The U.S. Army is investing in a directed energy prototype technology developed at the Air Force Research Laboratory’s Directed Energy Directorate at Kirtland Air Force Base in New Mexico, according to an Air Force press release.
The Tactical High Power Operational Responder, or THOR, system, disables the electronics in drones and is engineered to counter multiple targets (i.e. a drone swarm).
Army Lt. Gen. L. Neil Thurgood, the director for Hypersonics, Directed Energy Space and Rapid Acquisition, who oversees the Army Rapid Capabilities and Critical Technologies Office recently visited Kirtland AFB to see the technology in action.
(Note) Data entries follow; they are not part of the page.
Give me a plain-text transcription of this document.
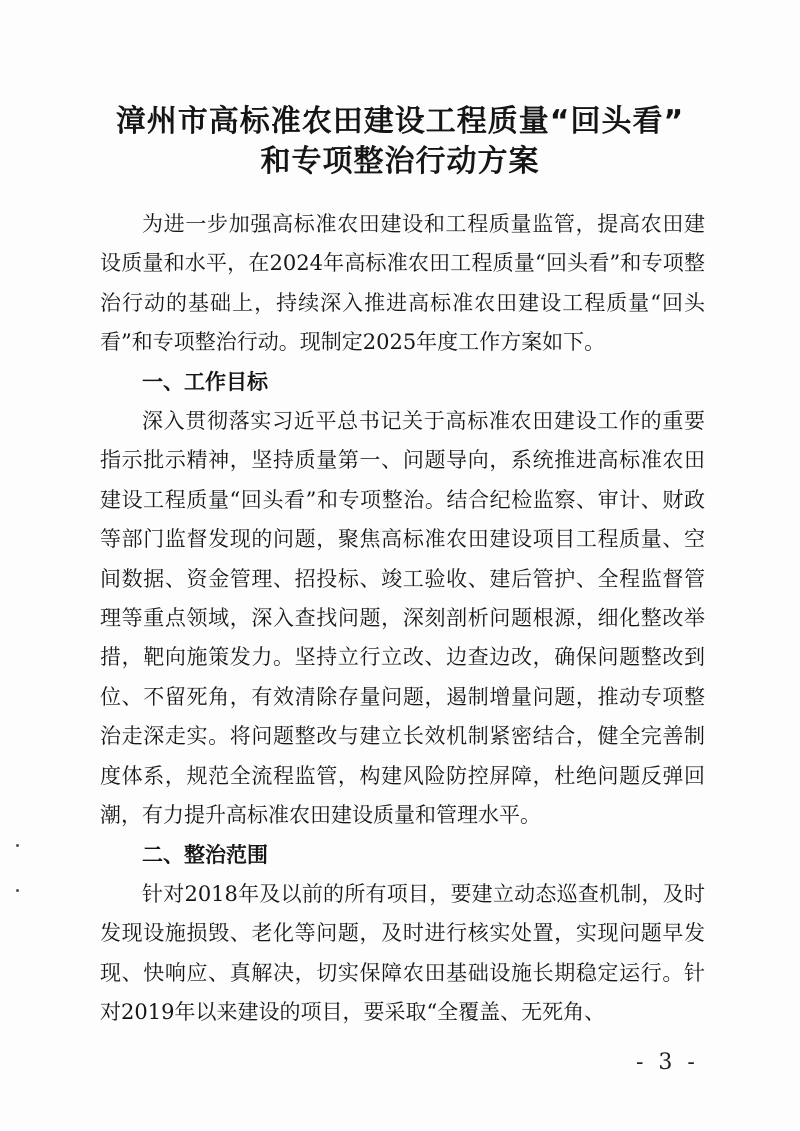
漳州市高标准农田建设工程质量“回头看”
和专项整治行动方案

为进一步加强高标准农田建设和工程质量监管，提高农田建设质量和水平，在2024年高标准农田工程质量“回头看”和专项整治行动的基础上，持续深入推进高标准农田建设工程质量“回头看”和专项整治行动。现制定2025年度工作方案如下。

一、工作目标

深入贯彻落实习近平总书记关于高标准农田建设工作的重要指示批示精神，坚持质量第一、问题导向，系统推进高标准农田建设工程质量“回头看”和专项整治。结合纪检监察、审计、财政等部门监督发现的问题，聚焦高标准农田建设项目工程质量、空间数据、资金管理、招投标、竣工验收、建后管护、全程监督管理等重点领域，深入查找问题，深刻剖析问题根源，细化整改举措，靶向施策发力。坚持立行立改、边查边改，确保问题整改到位、不留死角，有效清除存量问题，遏制增量问题，推动专项整治走深走实。将问题整改与建立长效机制紧密结合，健全完善制度体系，规范全流程监管，构建风险防控屏障，杜绝问题反弹回潮，有力提升高标准农田建设质量和管理水平。

二、整治范围

针对2018年及以前的所有项目，要建立动态巡查机制，及时发现设施损毁、老化等问题，及时进行核实处置，实现问题早发现、快响应、真解决，切实保障农田基础设施长期稳定运行。针对2019年以来建设的项目，要采取“全覆盖、无死角、

- 3 -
“The Army’s directed energy capabilities will need to provide a layered defense with multiple ways to defeat incoming threats,” said Thurgood. “Our partnership with the Air Force Research Laboratory gave the Army a running start on the high power microwave mission, and we look forward to continuing to advance these capabilities to protect our warfighters.”
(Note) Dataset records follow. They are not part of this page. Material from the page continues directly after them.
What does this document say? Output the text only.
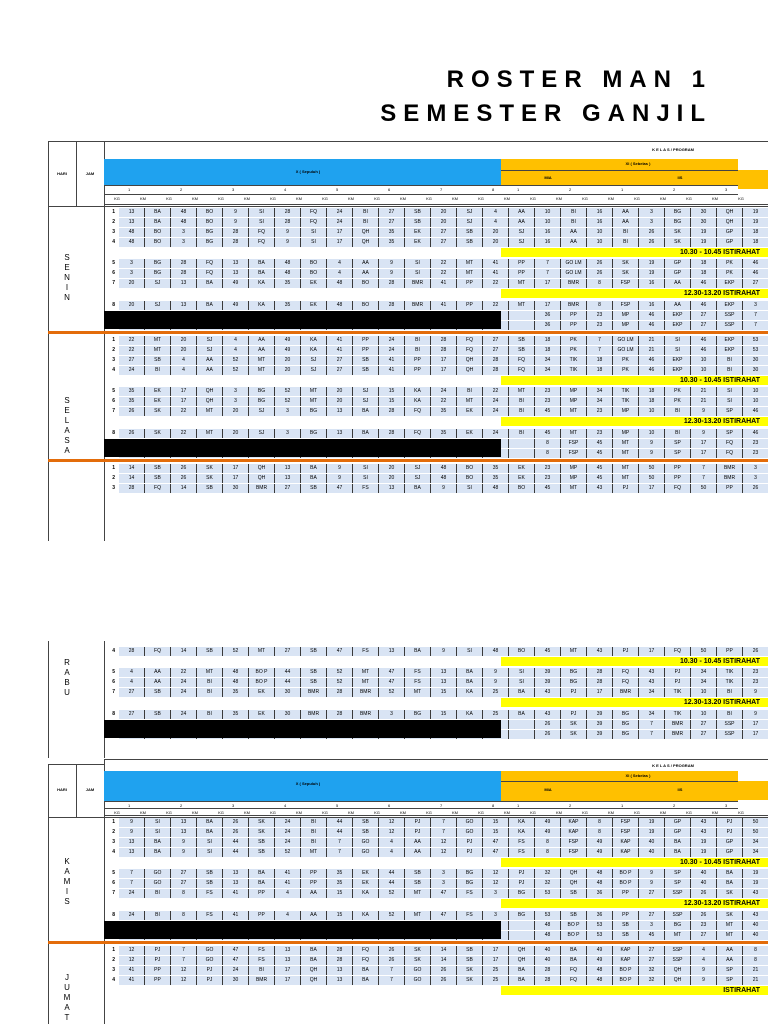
ROSTER MAN 1
SEMESTER GANJIL
K E L A S / PROGRAM
HARI	JAM	X ( Sepuluh )
XI ( Sebelas )
MIA	IIS
1	2	3	4	5	6	7	8	1	2	1	2	3
KG	KM	KG	KM	KG	KM	KG	KM	KG	KM	KG	KM	KG	KM	KG	KM	KG	KM	KG	KM	KG	KM	KG	KM	KG
1	13	BA	48	BO	9	SI	28	FQ	24	BI	27	SB	20	SJ	4	AA	10	BI	16	AA	3	BG	30	QH	19
2	13	BA	48	BO	9	SI	28	FQ	24	BI	27	SB	20	SJ	4	AA	10	BI	16	AA	3	BG	30	QH	19
3	48	BO	3	BG	28	FQ	9	SI	17	QH	35	EK	27	SB	20	SJ	16	AA	10	BI	26	SK	19	GP	18
4	48	BO	3	BG	28	FQ	9	SI	17	QH	35	EK	27	SB	20	SJ	16	AA	10	BI	26	SK	19	GP	18
5	3	BG	28	FQ	13	BA	48	BO	4	AA	9	SI	22	MT	41	PP	7	GO LM	26	SK	19	GP	18	PK	46
6	3	BG	28	FQ	13	BA	48	BO	4	AA	9	SI	22	MT	41	PP	7	GO LM	26	SK	19	GP	18	PK	46
7	20	SJ	13	BA	49	KA	35	EK	48	BO	28	BMR	41	PP	22	MT	17	BMR	8	FSP	16	AA	46	EKP	27
8	20	SJ	13	BA	49	KA	35	EK	48	BO	28	BMR	41	PP	22	MT	17	BMR	8	FSP	16	AA	46	EKP	3
36	PP	23	MP	46	EKP	27	SSP	7
36	PP	23	MP	46	EKP	27	SSP	7
10.30 - 10.45 ISTIRAHAT
12.30-13.20 ISTIRAHAT
S
E
N
I
N
1	22	MT	20	SJ	4	AA	49	KA	41	PP	24	BI	28	FQ	27	SB	18	PK	7	GO LM	21	SI	46	EKP	53
2	22	MT	20	SJ	4	AA	49	KA	41	PP	24	BI	28	FQ	27	SB	18	PK	7	GO LM	21	SI	46	EKP	53
3	27	SB	4	AA	52	MT	20	SJ	27	SB	41	PP	17	QH	28	FQ	34	TIK	18	PK	46	EKP	10	BI	30
4	24	BI	4	AA	52	MT	20	SJ	27	SB	41	PP	17	QH	28	FQ	34	TIK	18	PK	46	EKP	10	BI	30
5	35	EK	17	QH	3	BG	52	MT	20	SJ	15	KA	24	BI	22	MT	23	MP	34	TIK	18	PK	21	SI	10
6	35	EK	17	QH	3	BG	52	MT	20	SJ	15	KA	22	MT	24	BI	23	MP	34	TIK	18	PK	21	SI	10
7	26	SK	22	MT	20	SJ	3	BG	13	BA	28	FQ	35	EK	24	BI	45	MT	23	MP	10	BI	9	SP	46
8	26	SK	22	MT	20	SJ	3	BG	13	BA	28	FQ	35	EK	24	BI	45	MT	23	MP	10	BI	9	SP	46
8	FSP	45	MT	9	SP	17	FQ	23
8	FSP	45	MT	9	SP	17	FQ	23
10.30 - 10.45 ISTIRAHAT
12.30-13.20 ISTIRAHAT
S
E
L
A
S
A
1	14	SB	26	SK	17	QH	13	BA	9	SI	20	SJ	48	BO	35	EK	23	MP	45	MT	50	PP	7	BMR	3
2	14	SB	26	SK	17	QH	13	BA	9	SI	20	SJ	48	BO	35	EK	23	MP	45	MT	50	PP	7	BMR	3
3	28	FQ	14	SB	30	BMR	27	SB	47	FS	13	BA	9	SI	48	BO	45	MT	43	PJ	17	FQ	50	PP	26
4	28	FQ	14	SB	52	MT	27	SB	47	FS	13	BA	9	SI	48	BO	45	MT	43	PJ	17	FQ	50	PP	26
5	4	AA	22	MT	48	BO P	44	SB	52	MT	47	FS	13	BA	9	SI	39	BG	28	FQ	43	PJ	34	TIK	23
6	4	AA	24	BI	48	BO P	44	SB	52	MT	47	FS	13	BA	9	SI	39	BG	28	FQ	43	PJ	34	TIK	23
7	27	SB	24	BI	35	EK	30	BMR	28	BMR	52	MT	15	KA	25	BA	43	PJ	17	BMR	34	TIK	10	BI	9
8	27	SB	24	BI	35	EK	30	BMR	28	BMR	3	BG	15	KA	25	BA	43	PJ	39	BG	34	TIK	10	BI	9
26	SK	39	BG	7	BMR	27	SSP	17
26	SK	39	BG	7	BMR	27	SSP	17
10.30 - 10.45 ISTIRAHAT
12.30-13.20 ISTIRAHAT
R
A
B
U
K E L A S / PROGRAM
HARI	JAM
X ( Sepuluh )
XI ( Sebelas )
MIA	IIS
1	2	3	4	5	6	7	8	1	2	1	2	3
KG	KM	KG	KM	KG	KM	KG	KM	KG	KM	KG	KM	KG	KM	KG	KM	KG	KM	KG	KM	KG	KM	KG	KM	KG
1	9	SI	13	BA	26	SK	24	BI	44	SB	12	PJ	7	GO	15	KA	49	KAP	8	FSP	19	GP	43	PJ	50
2	9	SI	13	BA	26	SK	24	BI	44	SB	12	PJ	7	GO	15	KA	49	KAP	8	FSP	19	GP	43	PJ	50
3	13	BA	9	SI	44	SB	24	BI	7	GO	4	AA	12	PJ	47	FS	8	FSP	49	KAP	40	BA	19	GP	34
4	13	BA	9	SI	44	SB	52	MT	7	GO	4	AA	12	PJ	47	FS	8	FSP	49	KAP	40	BA	19	GP	34
5	7	GO	27	SB	13	BA	41	PP	35	EK	44	SB	3	BG	12	PJ	32	QH	48	BO P	9	SP	40	BA	19
6	7	GO	27	SB	13	BA	41	PP	35	EK	44	SB	3	BG	12	PJ	32	QH	48	BO P	9	SP	40	BA	19
7	24	BI	8	FS	41	PP	4	AA	15	KA	52	MT	47	FS	3	BG	53	SB	36	PP	27	SSP	26	SK	43
8	24	BI	8	FS	41	PP	4	AA	15	KA	52	MT	47	FS	3	BG	53	SB	36	PP	27	SSP	26	SK	43
48	BO P	53	SB	3	BG	23	MT	40
48	BO P	53	SB	45	MT	27	MT	40
10.30 - 10.45 ISTIRAHAT
12.30-13.20 ISTIRAHAT
K
A
M
I
S
1	12	PJ	7	GO	47	FS	13	BA	28	FQ	26	SK	14	SB	17	QH	40	BA	49	KAP	27	SSP	4	AA	8
2	12	PJ	7	GO	47	FS	13	BA	28	FQ	26	SK	14	SB	17	QH	40	BA	49	KAP	27	SSP	4	AA	8
3	41	PP	12	PJ	24	BI	17	QH	13	BA	7	GO	26	SK	25	BA	28	FQ	48	BO P	32	QH	9	SP	21
4	41	PP	12	PJ	30	BMR	17	QH	13	BA	7	GO	26	SK	25	BA	28	FQ	48	BO P	32	QH	9	SP	21
ISTIRAHAT
J
U
M
A
T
According to THOR program manager Amber Anderson, the system works by using powerful radio wave bursts, offering greater engagement range than bullets or nets. Furthermore she said the effects are “silent and instantaneous.”
The Army plans on partnering with the Air Force on THOR to provide an Indirect Fire Protection Capability-High Power Microwave system to a platoon by fiscal year 2024.